Recently, some studies analysed B-mode US features of benign and malignant breast NMLs [7, 8]. These studies reported that NMLs with associated calcifications detected by B-mode US had higher malignancy rates (62.8–81.8 %). In this study, calcified NMLs detected by B-mode US also had a high malignancy rate (97.4 %, 38/39), and all of these NMLs showed suspicious calcifications on mammography at the time of diagnosis. Considering the results of previous studies along with our own results, the presence of calcifications may be considered a B-mode US feature suggestive of malignancy in breast NMLs. However, the morphology of calcifications cannot be fully interpreted with US compared with mammography, despite the development of high-resolution US which depicts calcifications as echogenic foci better than past US techniques [4]. Therefore, our opinion is that patients with calcified NMLs detected by B-mode US have to undergo mammography for further evaluation and then the higher BI-RADS category found of the two imaging modalities can be used to decide how to manage these lesions. Meanwhile, 66.4 % (77/116) of our study sample was non-calcified NMLs, and 46.8 % of non-calcified NMLs were confirmed as malignant. To diagnose non-calcified NMLs, associated architectural distortion and orientation of duct-like structures were suggested as features that could help distinguish benign NMLS from malignant NMLs in previous studies [7, 8]. However, these B-mode US findings may have limited value in clinical practice, because they can be difficult to assess as a result of the ill-defined margin of breast NMLs [6]. On the other hand, all BI-RADS category 4a NMLs that could be hypothetically downgraded to category 3 by the combination of SWE and colour Doppler US in this study were found to be non-calcified NMLs. Also, when we applied the SWE criterion ‘E mean of higher than 85.1 kPa’, 88.9 % (32/36) of the non-calcified malignant NMLs were correctly diagnosed, whereas 68.4 % (26/38) of the calcified malignant NMLs were correctly diagnosed. On the basis of these results, we think that SWE and colour Doppler US may have greater value in the evaluation of non-calcified NMLs.

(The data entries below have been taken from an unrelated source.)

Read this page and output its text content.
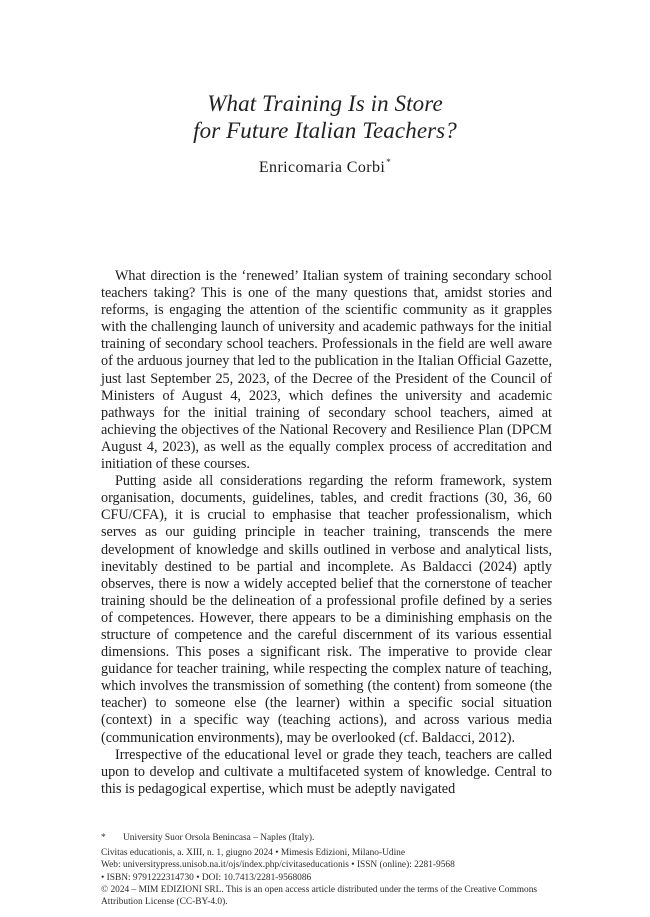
What Training Is in Store
for Future Italian Teachers?
Enricomaria Corbi*

What direction is the ‘renewed’ Italian system of training secondary school teachers taking? This is one of the many questions that, amidst stories and reforms, is engaging the attention of the scientific community as it grapples with the challenging launch of university and academic pathways for the initial training of secondary school teachers. Professionals in the field are well aware of the arduous journey that led to the publication in the Italian Official Gazette, just last September 25, 2023, of the Decree of the President of the Council of Ministers of August 4, 2023, which defines the university and academic pathways for the initial training of secondary school teachers, aimed at achieving the objectives of the National Recovery and Resilience Plan (DPCM August 4, 2023), as well as the equally complex process of accreditation and initiation of these courses.

Putting aside all considerations regarding the reform framework, system organisation, documents, guidelines, tables, and credit fractions (30, 36, 60 CFU/CFA), it is crucial to emphasise that teacher professionalism, which serves as our guiding principle in teacher training, transcends the mere development of knowledge and skills outlined in verbose and analytical lists, inevitably destined to be partial and incomplete. As Baldacci (2024) aptly observes, there is now a widely accepted belief that the cornerstone of teacher training should be the delineation of a professional profile defined by a series of competences. However, there appears to be a diminishing emphasis on the structure of competence and the careful discernment of its various essential dimensions. This poses a significant risk. The imperative to provide clear guidance for teacher training, while respecting the complex nature of teaching, which involves the transmission of something (the content) from someone (the teacher) to someone else (the learner) within a specific social situation (context) in a specific way (teaching actions), and across various media (communication environments), may be overlooked (cf. Baldacci, 2012).

Irrespective of the educational level or grade they teach, teachers are called upon to develop and cultivate a multifaceted system of knowledge. Central to this is pedagogical expertise, which must be adeptly navigated

*	University Suor Orsola Benincasa – Naples (Italy).

Civitas educationis, a. XIII, n. 1, giugno 2024 • Mimesis Edizioni, Milano-Udine

Web: universitypress.unisob.na.it/ojs/index.php/civitaseducationis • ISSN (online): 2281-9568

• ISBN: 9791222314730 • DOI: 10.7413/2281-9568086

© 2024 – MIM EDIZIONI SRL. This is an open access article distributed under the terms of the Creative Commons Attribution License (CC-BY-4.0).
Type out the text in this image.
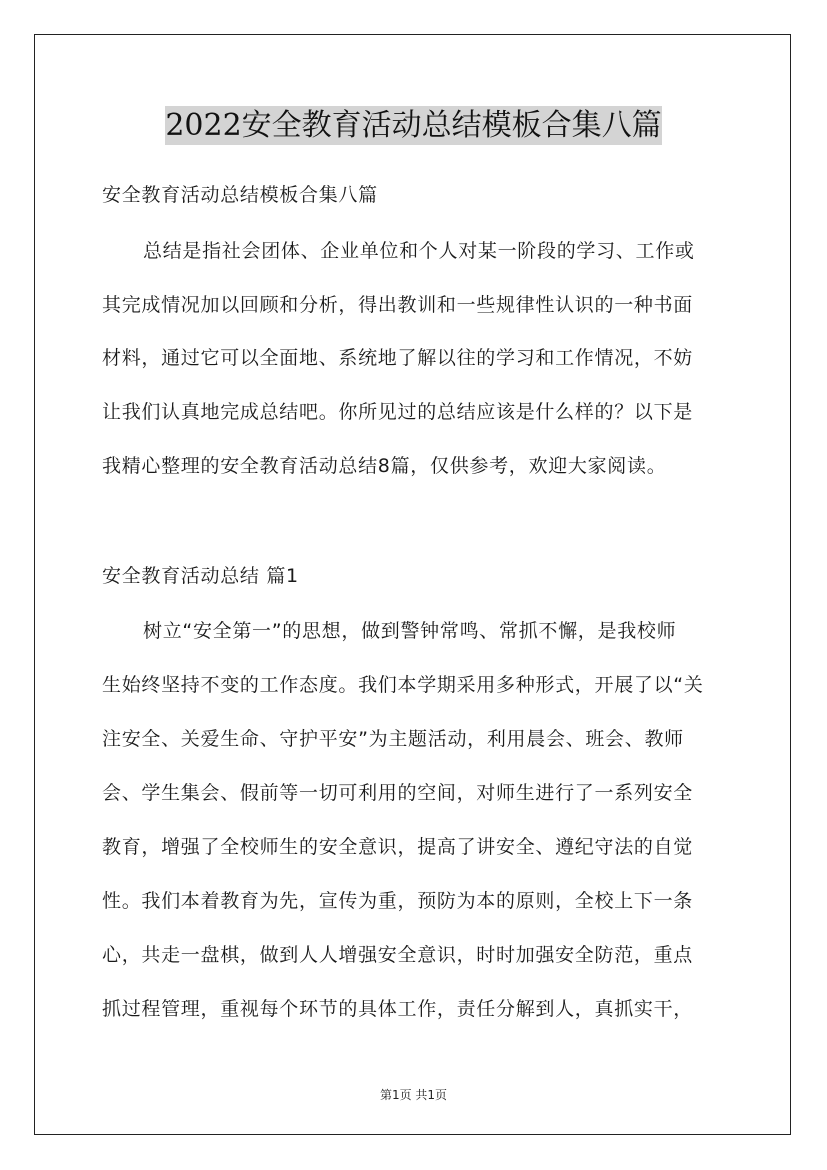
2022安全教育活动总结模板合集八篇
安全教育活动总结模板合集八篇
总结是指社会团体、企业单位和个人对某一阶段的学习、工作或
其完成情况加以回顾和分析，得出教训和一些规律性认识的一种书面
材料，通过它可以全面地、系统地了解以往的学习和工作情况，不妨
让我们认真地完成总结吧。你所见过的总结应该是什么样的？以下是
我精心整理的安全教育活动总结8篇，仅供参考，欢迎大家阅读。
安全教育活动总结 篇1
树立“安全第一”的思想，做到警钟常鸣、常抓不懈，是我校师
生始终坚持不变的工作态度。我们本学期采用多种形式，开展了以“关
注安全、关爱生命、守护平安”为主题活动，利用晨会、班会、教师
会、学生集会、假前等一切可利用的空间，对师生进行了一系列安全
教育，增强了全校师生的安全意识，提高了讲安全、遵纪守法的自觉
性。我们本着教育为先，宣传为重，预防为本的原则，全校上下一条
心，共走一盘棋，做到人人增强安全意识，时时加强安全防范，重点
抓过程管理，重视每个环节的具体工作，责任分解到人，真抓实干，
第1页 共1页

This study had several limitations. First, this study was a retrospective, single-institution study. A future prospective study will be needed to verify the clinical benefit of SWE and colour Doppler US for differentiating benign and malignant NMLs. Second, B-mode US, SWE and colour Doppler US were performed by three radiologists in this study. Interobserver variability may have existed among the radiologists. However, all radiologists who participated in the SWE data acquisition were instructed on the level of compression and probe positioning needed to reduce technical errors. Consequently, there were few cases that were excluded because of artefacts (n = 3) in our case selection. Third, we did not assess the mammographic findings of the NMLs in this study, because we were focused on evaluating the features of SWE and colour Doppler US of breast NMLs detected by B-mode US. However, for patients who underwent both US and mammography during the study period, the higher BI-RADS category of the BI-RADS categories found with these two imaging modalities was used to decide whether or not to perform a biopsy. Fourth, our institution is a referral centre which in itself might affect the study population as we have a higher concentration of patients with malignancy. Therefore, the proportion of malignant NMLs in this cohort might be higher than that of the general population. Finally, the period of imaging follow-up after biopsies with benign results was relatively short (range 10–20 months), whereas 2 years of follow-up is generally recommended.

In conclusion, the addition of SWE and colour Doppler US to B-mode US improved diagnostic performance with increased specificity in distinguishing benign NMLs from malignant breast NMLs. This study suggests that the combined use of SWE and colour Doppler may help patients with BI-RADS category 4a NMLs avoid unnecessary biopsies.